The Steps
Virgil stared at the spreadsheet, the numbers blurring into a red sea of despair. -$142,187.91. The figure seemed to pulse on his laptop screen, a digital monument to his failure. His one-man tech consultancy, "Aethelred Solutions," was a ghost town. Two months without a client. The last of his savings had been devoured by last month’s rent and a minimum payment on a credit card that was now maxed out.
The anxiety was a physical presence, a heavy, cold stone in his gut that made it hard to breathe. He’d spent the morning “working”, fiddling with his website’s font, scrolling through LinkedIn, and answering easy, non-essential emails. It was all a performance, a desperate pantomime to convince himself he was still in the game. But the truth was in the silence of his phone and the relentless red number on the screen. He was drowning, and the busywork was just treading water.
That evening, he finally broke down and called his old mentor, Maia. He expected pity or vague encouragement. Instead, after listening in silence, she delivered a verdict.
“You’re procrastinating on your life, Virgil.”
“What? Maia, I’m trying everything—”
“No,” she cut in, her voice calm but firm. “You’re doing everything except the one thing that matters. You’re rearranging the deck chairs on the Titanic. What’s the one problem, that if you solved it today, would make all the other problems feel smaller?”
The answer came to him instantly, shamefully. It wasn’t the website font. It wasn’t even the debt total itself. It was the silence. The empty inbox. The complete absence of income.
“Getting a client,” he whispered.
“Not ‘getting a client’,” Maia corrected. “That’s too vague. That’s the shadow on the cave wall. What is the one, single, specific action that leads to a client? What is the task you’re most afraid of right now?”
Virgil’s eyes drifted to a sticky note on the edge of his desk. Follow up with Anderson Corp - BIG opportunity. He’d written it three weeks ago. The lead was warm, the contact receptive, but the proposal he’d drafted felt inadequate. He was terrified of sending it, terrified of the "no," terrified of proving his own incompetence. So, he’d let it languish, the most important task becoming his greatest avoidance.
“Sending a proposal,” he admitted. “To Anderson Corp.”
“There it is,” Maia said. “That’s your dragon. Everything else is just noise. Tomorrow, you do that first. Before you check email, before you have coffee, before you even think about anything else. You slay that dragon. Everything else will feel easier once you do.”

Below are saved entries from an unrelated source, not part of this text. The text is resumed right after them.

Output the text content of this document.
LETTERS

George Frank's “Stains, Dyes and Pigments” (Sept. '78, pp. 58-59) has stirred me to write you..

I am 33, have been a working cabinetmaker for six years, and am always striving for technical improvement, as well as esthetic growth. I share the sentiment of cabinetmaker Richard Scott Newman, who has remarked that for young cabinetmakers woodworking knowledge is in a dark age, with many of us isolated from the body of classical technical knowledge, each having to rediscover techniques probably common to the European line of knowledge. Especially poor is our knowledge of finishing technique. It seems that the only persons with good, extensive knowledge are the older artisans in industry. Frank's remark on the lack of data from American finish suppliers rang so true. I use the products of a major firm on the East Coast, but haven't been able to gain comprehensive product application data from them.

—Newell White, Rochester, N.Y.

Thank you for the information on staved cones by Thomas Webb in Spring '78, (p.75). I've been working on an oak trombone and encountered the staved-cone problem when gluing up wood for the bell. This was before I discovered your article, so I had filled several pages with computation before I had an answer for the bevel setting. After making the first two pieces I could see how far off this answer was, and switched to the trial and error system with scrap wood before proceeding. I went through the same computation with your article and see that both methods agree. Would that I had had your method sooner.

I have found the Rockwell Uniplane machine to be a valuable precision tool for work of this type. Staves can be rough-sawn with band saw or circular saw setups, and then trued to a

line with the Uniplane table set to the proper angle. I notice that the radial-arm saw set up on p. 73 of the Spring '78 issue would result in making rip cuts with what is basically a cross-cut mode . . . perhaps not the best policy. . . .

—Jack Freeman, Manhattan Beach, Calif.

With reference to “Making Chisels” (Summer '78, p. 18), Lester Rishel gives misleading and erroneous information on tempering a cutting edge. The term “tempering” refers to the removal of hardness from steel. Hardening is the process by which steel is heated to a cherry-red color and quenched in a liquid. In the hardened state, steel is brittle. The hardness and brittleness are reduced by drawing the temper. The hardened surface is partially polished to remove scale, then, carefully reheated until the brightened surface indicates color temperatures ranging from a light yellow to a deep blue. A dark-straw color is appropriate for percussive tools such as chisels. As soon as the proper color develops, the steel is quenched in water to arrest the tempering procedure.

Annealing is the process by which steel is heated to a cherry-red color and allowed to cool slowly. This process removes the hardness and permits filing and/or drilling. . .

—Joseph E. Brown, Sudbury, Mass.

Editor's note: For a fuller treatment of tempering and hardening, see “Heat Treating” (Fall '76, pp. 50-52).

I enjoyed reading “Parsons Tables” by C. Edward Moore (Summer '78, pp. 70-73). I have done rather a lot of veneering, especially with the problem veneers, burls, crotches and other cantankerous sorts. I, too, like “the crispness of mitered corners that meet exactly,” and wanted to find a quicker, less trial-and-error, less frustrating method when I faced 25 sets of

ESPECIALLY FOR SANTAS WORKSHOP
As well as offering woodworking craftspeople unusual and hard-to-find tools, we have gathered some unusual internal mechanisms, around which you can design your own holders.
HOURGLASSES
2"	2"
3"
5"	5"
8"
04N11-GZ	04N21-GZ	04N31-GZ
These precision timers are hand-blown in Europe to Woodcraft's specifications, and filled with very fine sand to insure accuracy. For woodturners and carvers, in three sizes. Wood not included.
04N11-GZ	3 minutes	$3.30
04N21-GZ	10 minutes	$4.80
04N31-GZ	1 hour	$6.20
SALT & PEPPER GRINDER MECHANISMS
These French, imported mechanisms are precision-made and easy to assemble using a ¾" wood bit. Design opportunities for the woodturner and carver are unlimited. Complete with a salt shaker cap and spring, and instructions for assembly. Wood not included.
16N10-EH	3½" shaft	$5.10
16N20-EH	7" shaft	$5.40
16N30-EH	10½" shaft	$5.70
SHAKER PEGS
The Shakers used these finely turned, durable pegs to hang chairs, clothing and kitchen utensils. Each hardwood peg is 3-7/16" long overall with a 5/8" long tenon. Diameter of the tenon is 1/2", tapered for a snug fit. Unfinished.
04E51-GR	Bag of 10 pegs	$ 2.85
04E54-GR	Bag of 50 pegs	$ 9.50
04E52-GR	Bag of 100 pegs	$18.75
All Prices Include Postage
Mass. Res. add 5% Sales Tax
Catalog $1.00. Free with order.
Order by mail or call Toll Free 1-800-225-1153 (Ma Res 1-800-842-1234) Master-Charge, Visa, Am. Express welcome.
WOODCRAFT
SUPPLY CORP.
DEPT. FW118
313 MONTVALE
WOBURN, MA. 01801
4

The next morning, Virgil woke up with the stone of anxiety still in his gut. But today, he had a weapon. He opened his laptop, and with a deep breath, followed the steps his fear had been blocking.
Step 1: Clarity is King.
He didn't just open the proposal. He opened a new document and wrote at the top: "THE ONE THING: Finalize and Send Anderson Proposal." He made it the only tab open on his browser. He would not be distracted.
Step 2: Progress Over Perfection.
The old proposal was a mess, he was sure of it. Instead of trying to rewrite the whole thing, he set a timer for 45 minutes. His goal wasn't perfection; it was a "good enough" draft. He focused on the core value he could provide, stripped out the jargon, and made his ask clear.
Step 3: Execute the Single Task.
The timer went off. The proposal was better, not perfect. His heart hammered against his ribs. The voice of fear screamed that he should wait, do more research, tweak the pricing. He remembered Maia’s words: "Done is better than perfect." With a surge of will, he attached the file and hit Send.
A wave of immediate, almost nauseating relief washed over him. The stone in his gut didn't vanish, but it shrank. The dragon was slain. The outcome was out of his hands, but the action was complete.
Step 4: The Ripple Effect.
Freed from the shadow of the Anderson proposal, the rest of his day transformed. The mental energy he’d been using to avoid that task was now his to command. He followed up with two other old leads with genuine confidence. He outlined a simple marketing plan. He even managed to call his credit card company to discuss a hardship program, a call he’d been avoiding for weeks.
He was no longer a man pretending to work. He was a man building momentum. Three days later, his inbox chimed. It was the decision-maker at Anderson Corp: Virgil, thanks for the follow-up. Proposal looks great. Let's get a contract signed.
Virgil didn’t shout or leap for joy. He simply sat back in his chair, the last of the cold stone in his stomach melting away, replaced by a warm, steady glow of clarity. He had faced the one thing, and as promised, everything else had finally started to feel easier. The path forward was no longer a mystery; it was a simple, daily practice of finding the next dragon, and slaying it first.